' ' Cinema Romantico: If I Were a Jurassic Park Extra

Wednesday, June 08, 2022

If I Were a Jurassic Park Extra

I recently rewatched “The Lost World” (1997) not so much to prepare for the upcoming “Jurassic World: Dominion,” which I have no plans to see, as simply see how “The Lost World” came across a quarter century after I first saw it the day it opened, at midnight, back in those halcyon days when I could watch a movie at a theater until 2:30 in the morning, get to sleep a little after 3, and somehow still show up for work no problem seven hours later. Anyway. What I found was in some sense what I remembered, a movie forsaking the elegant build of the original for a much more ungainly rhythm, feeling as rushed as the plot, underlining how it is mostly just a movie of set pieces, some of which really are quite good, that adhere to the truth of sequels spoken in “Scream 2” by Jamie Kennedy’s character seven months later: “the death scenes are always much more elaborate – more blood, more gore.” The characters, meanwhile, are mostly superfluous, save for Pete Postlethwaite’s big game hunter, bringing a gravitas the movie does not even deserve, and Jeff Goldblum returning as Dr. Ian Malcolm, spending the entire movie trying to find an escape hatch from the island just as Goldblum spends the entire movie trying to find an escape hatch from the movie itself. There was another character, however, whom I had forgotten. 

That character is Carter (Thomas Rosales Jr.), one of the Jurassic Park version of the Star Trek redshirts, on hand just to get stomped by a dinosaur. But before Carter gets stomped by a dinosaur, he ensures that another character is eaten by a dinosaur first. He ensures this by slipping on his Walkman earphones to listen to a little mariachi music when the group, trekking through the island’s interior to try and reach a communications point, takes a break, meaning he doesn’t hear when Dieter (Peter Stormare), the kind of jackass who thinks calling the men’s bathroom the ladies room is funny, says he’s going to “the ladies room.” Before long, Dieter gets lost and gets eaten. Now, I know what you’re thinking. You’re thinking: “Wait. So, this guy is on an island with freaking dinosaurs and no fences and he decides putting on earphones and listening to music is a good idea? What is this, narrative amateur hour?” But reader, let me tell you something. After I survived a harrowing trip through Boston traffic with my sister many moons ago and collapsed on my bed in our hotel room, all I wanted to do was put on my headphones and listen to some music. When my preexisting condition was really acting up in 2009, I survived three minutes and twenty-nine seconds at a time for several months through Lady Gaga’s “Paparazzi” piped into my headphones. And so. If I was on an island where dinosaurs were running rampant and knew, a la Sam Rockwell’s Guy in “Galaxy Quest,” that I was just on hand to get eaten by one, I damn sure would take a moment to listen to some music too. That means the critical question isn’t why would someone listen to music in such a situation, but what song would I have listened to on Isla Sorna in 1997?
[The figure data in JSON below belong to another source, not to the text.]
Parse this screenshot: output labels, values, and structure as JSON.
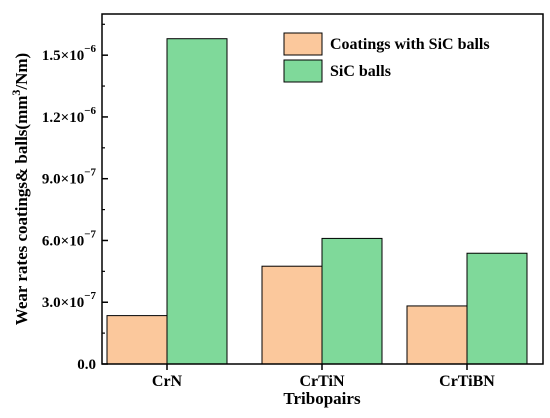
{
  "chart_data": {
    "type": "bar",
    "xlabel": "Tribopairs",
    "ylabel": "Wear rates coatings& balls(mm³/Nm)",
    "categories": [
      "CrN",
      "CrTiN",
      "CrTiBN"
    ],
    "series": [
      {
        "name": "Coatings with SiC balls",
        "values": [
          2.35e-07,
          4.75e-07,
          2.82e-07
        ],
        "color": "#fbc89c"
      },
      {
        "name": "SiC balls",
        "values": [
          1.58e-06,
          6.1e-07,
          5.38e-07
        ],
        "color": "#7fd99a"
      }
    ],
    "ylim": [
      0,
      1.7e-06
    ],
    "yticks": [
      0,
      3e-07,
      6e-07,
      9e-07,
      1.2e-06,
      1.5e-06
    ],
    "ytick_labels": [
      {
        "mantissa": "0.0",
        "exponent": ""
      },
      {
        "mantissa": "3.0×10",
        "exponent": "−7"
      },
      {
        "mantissa": "6.0×10",
        "exponent": "−7"
      },
      {
        "mantissa": "9.0×10",
        "exponent": "−7"
      },
      {
        "mantissa": "1.2×10",
        "exponent": "−6"
      },
      {
        "mantissa": "1.5×10",
        "exponent": "−6"
      }
    ],
    "legend_position": "top-right",
    "grid": false
  }
}
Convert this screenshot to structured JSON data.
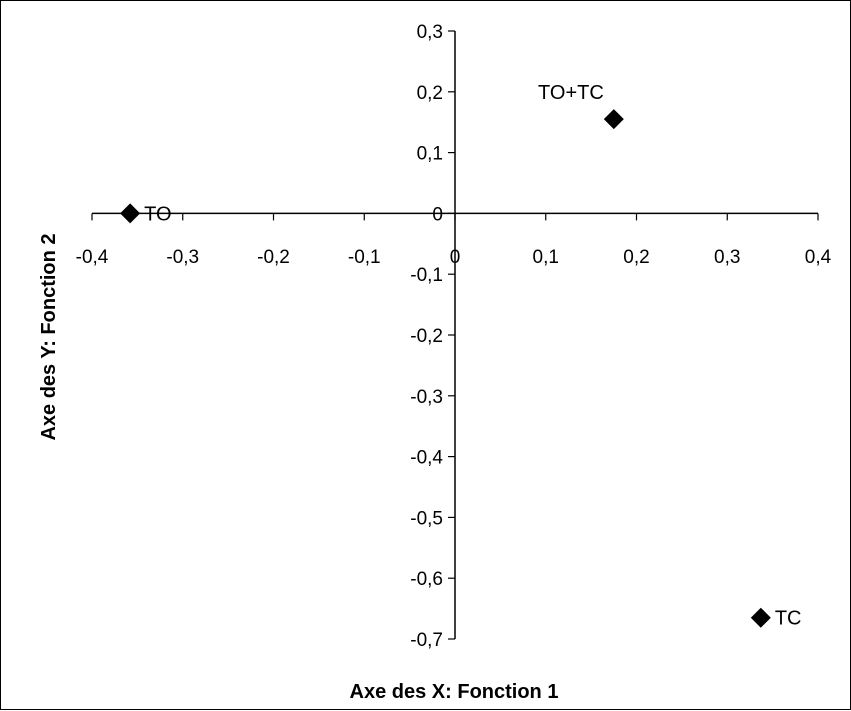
{
  "chart_data": {
    "type": "scatter",
    "xlabel": "Axe des X: Fonction 1",
    "ylabel": "Axe des Y: Fonction 2",
    "xlim": [
      -0.4,
      0.4
    ],
    "ylim": [
      -0.7,
      0.3
    ],
    "x_ticks": [
      -0.4,
      -0.3,
      -0.2,
      -0.1,
      0,
      0.1,
      0.2,
      0.3,
      0.4
    ],
    "x_tick_labels": [
      "-0,4",
      "-0,3",
      "-0,2",
      "-0,1",
      "0",
      "0,1",
      "0,2",
      "0,3",
      "0,4"
    ],
    "y_ticks": [
      0.3,
      0.2,
      0.1,
      0,
      -0.1,
      -0.2,
      -0.3,
      -0.4,
      -0.5,
      -0.6,
      -0.7
    ],
    "y_tick_labels": [
      "0,3",
      "0,2",
      "0,1",
      "0",
      "-0,1",
      "-0,2",
      "-0,3",
      "-0,4",
      "-0,5",
      "-0,6",
      "-0,7"
    ],
    "points": [
      {
        "label": "TO",
        "x": -0.358,
        "y": 0.0,
        "label_position": "right"
      },
      {
        "label": "TO+TC",
        "x": 0.175,
        "y": 0.155,
        "label_position": "above-left"
      },
      {
        "label": "TC",
        "x": 0.337,
        "y": -0.665,
        "label_position": "right"
      }
    ],
    "marker": "diamond",
    "marker_color": "#000000",
    "grid": false,
    "legend": "none"
  }
}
Forget that “Hypnotize” by The Notorious B.I.G. was #1 on the Billboard chart the week “The Lost World” opened. I was always a 2Pac guy. But at that point, I was also in the final stages of transitioning out of rap as my principal genre. Which means it’s possible I would have been listening to No Doubt and my girl Gwen, maybe singing “Sunday Morning” or something. But in the spring and summer of 1997 I was specifically obsessed with Sheryl Crow’s self-titled follow-up to “Tuesday Night Music Club.” “Maybe Angels” was always my favorite track, and I liked imagining “Superstar” as the closing credits song to the “Die Hard” in a Movie Theater screenplay I had penned around that time, and I think “A Change Would Do You Good” would work well in the made-up scene I am about to describe, but I most enjoy imagining that in taking a rest by sitting on a log on Isla Sorna and listening to some music, I would have cued up the album’s biggest hit “If It Makes You Happy.” 

Because I like imagining the camera in front of me, a little low, so as to pick up the velociraptor creeping up behind me as Sheryl laments “I belong, a long way from here.” And then, as she downshifts at the end of the first verse, that’s when my character hears something troubling and turns to find himself face to face with the velociraptor right before Sheryl soars into the chorus as the velociraptor grabs hold of him (me), an ironically anthemic shuffle off this mortal coil.